Received 25 July 2007/ Returned for modification 17 September 2007/ Accepted 12 November 2007

Hepatitis C virus (HCV) chronic infections represent one of the major and still unresolved health problems because of low efficiency and high cost of current therapy. Therefore, our studies centered on a viral protein, the NS3 helicase, whose activity is indispensable for replication of the viral RNA, and on its peptide inhibitor that corresponds to a highly conserved arginine-rich sequence of domain 2 of the helicase. The NS3 peptide (p14) was expressed in bacteria. Its 50% inhibitory activity in a fluorometric helicase assay corresponded to 725 nM, while the ATPase activity of NS3 was not affected. Nuclear magnetic resonance (NMR) studies of peptide-protein interactions using the relaxation filtering technique revealed that p14 binds directly to the full-length helicase and its separately expressed domain 1 but not to domain 2. Changes in the NMR chemical shift of backbone amide nuclei (¹H and ¹⁵N) of domain 1 or p14, measured during complex formation, were used to identify the principal amino acids of both domain 1 and the peptide engaged in their interaction.
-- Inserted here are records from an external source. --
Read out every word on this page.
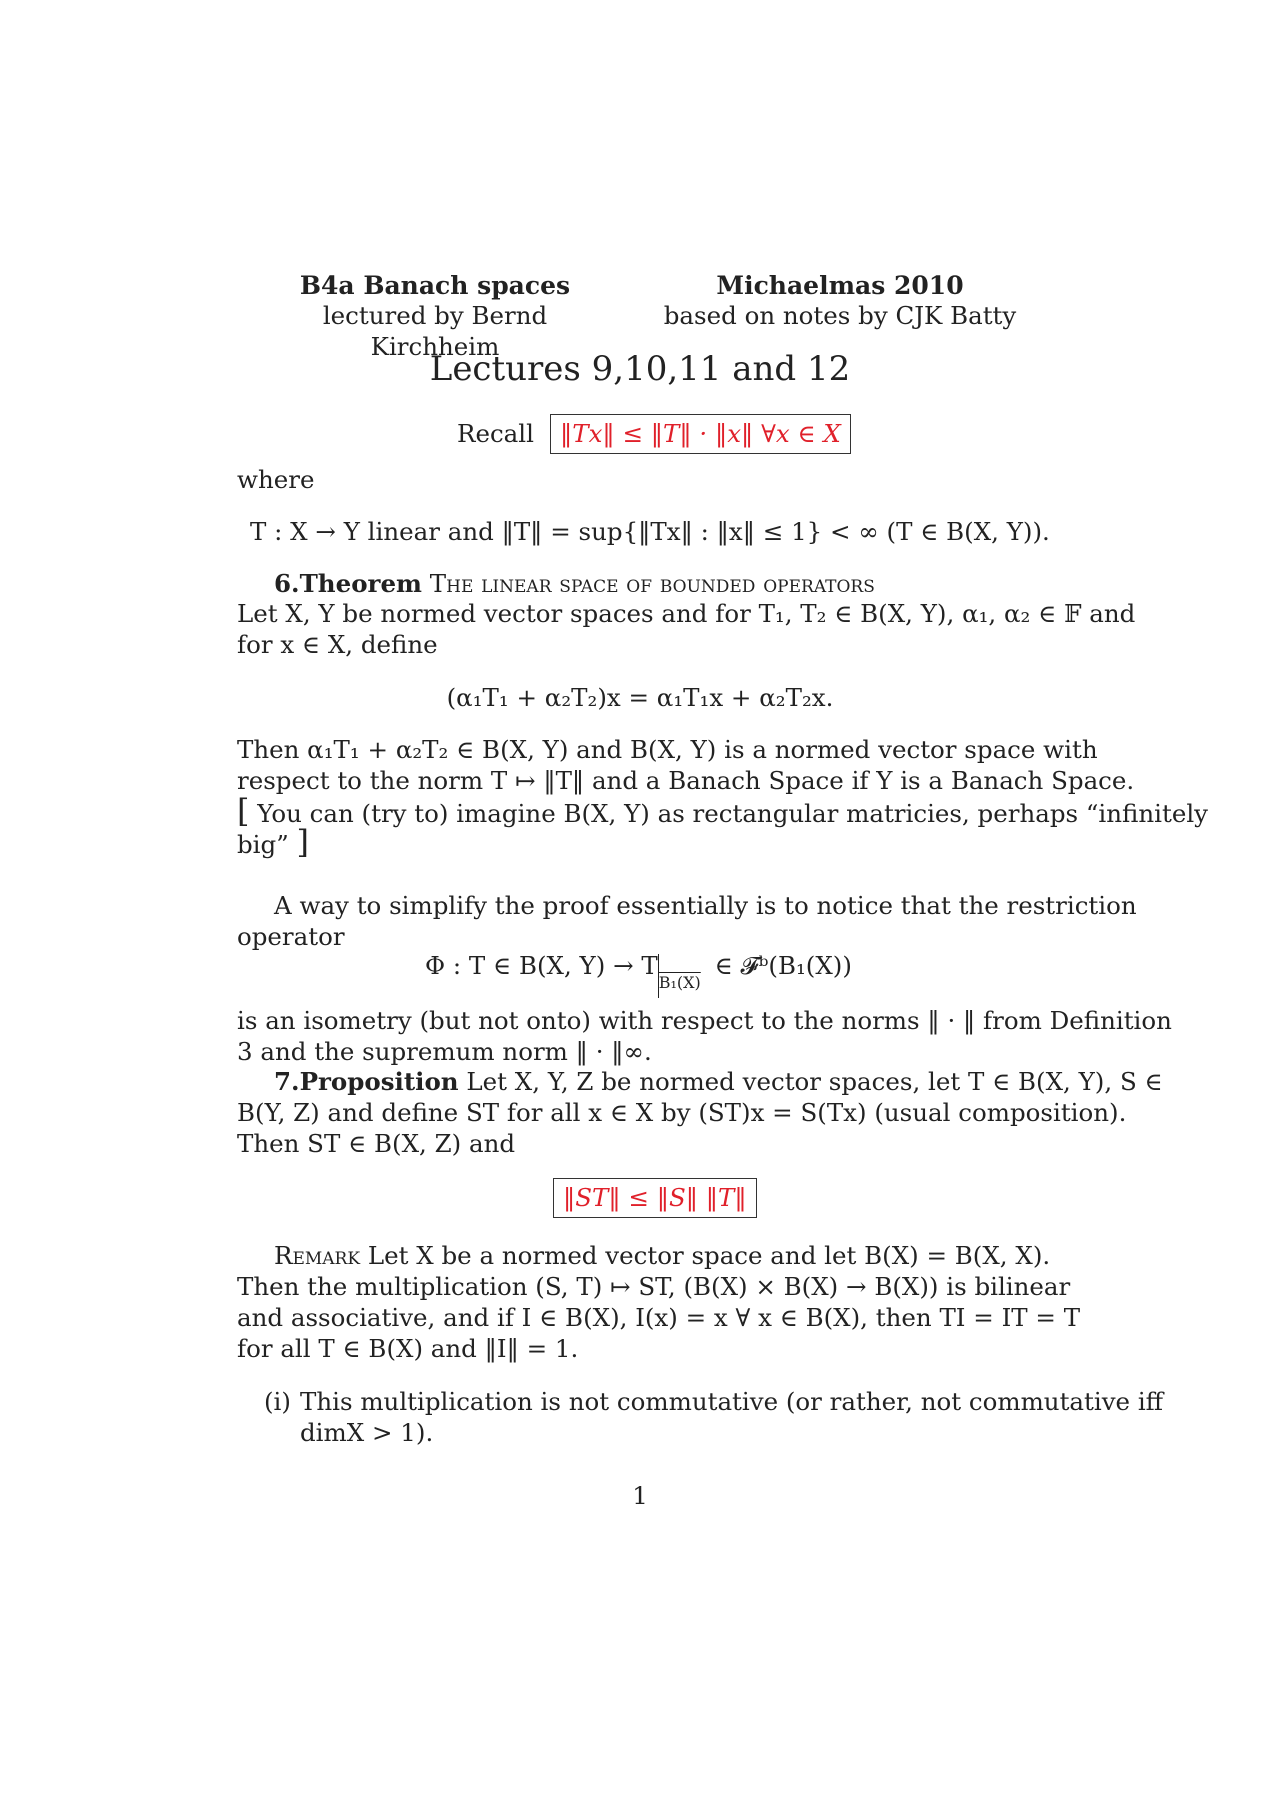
B4a Banach spaces
lectured by Bernd Kirchheim
Michaelmas 2010
based on notes by CJK Batty
Lectures 9,10,11 and 12
Recall	‖Tx‖ ≤ ‖T‖ · ‖x‖ ∀x ∈ X
where
T : X → Y linear and ‖T‖ = sup{‖Tx‖ : ‖x‖ ≤ 1} < ∞ (T ∈ B(X, Y)).
6.Theorem The linear space of bounded operators
Let X, Y be normed vector spaces and for T₁, T₂ ∈ B(X, Y), α₁, α₂ ∈ 𝔽 and
for x ∈ X, define
(α₁T₁ + α₂T₂)x = α₁T₁x + α₂T₂x.
Then α₁T₁ + α₂T₂ ∈ B(X, Y) and B(X, Y) is a normed vector space with
respect to the norm T ↦ ‖T‖ and a Banach Space if Y is a Banach Space.
[ You can (try to) imagine B(X, Y) as rectangular matricies, perhaps “infinitely
big” ]
A way to simplify the proof essentially is to notice that the restriction
operator
Φ : T ∈ B(X, $Y) \to T_{B_1(X)}$ ∈ 𝓕ᵇ(B₁(X))
is an isometry (but not onto) with respect to the norms ‖ · ‖ from Definition
3 and the supremum norm ‖ · ‖∞.
7.Proposition Let X, Y, Z be normed vector spaces, let T ∈ B(X, Y), S ∈
B(Y, Z) and define ST for all x ∈ X by (ST)x = S(Tx) (usual composition).
Then ST ∈ B(X, Z) and
‖ST‖ ≤ ‖S‖ ‖T‖
Remark Let X be a normed vector space and let B(X) = B(X, X).
Then the multiplication (S, T) ↦ ST, (B(X) × B(X) → B(X)) is bilinear
and associative, and if I ∈ B(X), I(x) = x ∀ x ∈ B(X), then TI = IT = T
for all T ∈ B(X) and ‖I‖ = 1.
(i) This multiplication is not commutative (or rather, not commutative iff
dimX > 1).
1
In the proposed interplay model, p14 contacts the clefts between domains 1 and 2, as well as between domains 1 and 3, preventing substrate binding. This interaction is strongly supported by cross-linking experiments, as well as by kinetic studies performed using a fluorometric assay. The antiviral activity of p14 was tested in a subgenomic HCV replicon assay that showed that the peptide at micromolar concentrations can reduce HCV RNA replication.

Published ahead of print on 26 November 2007.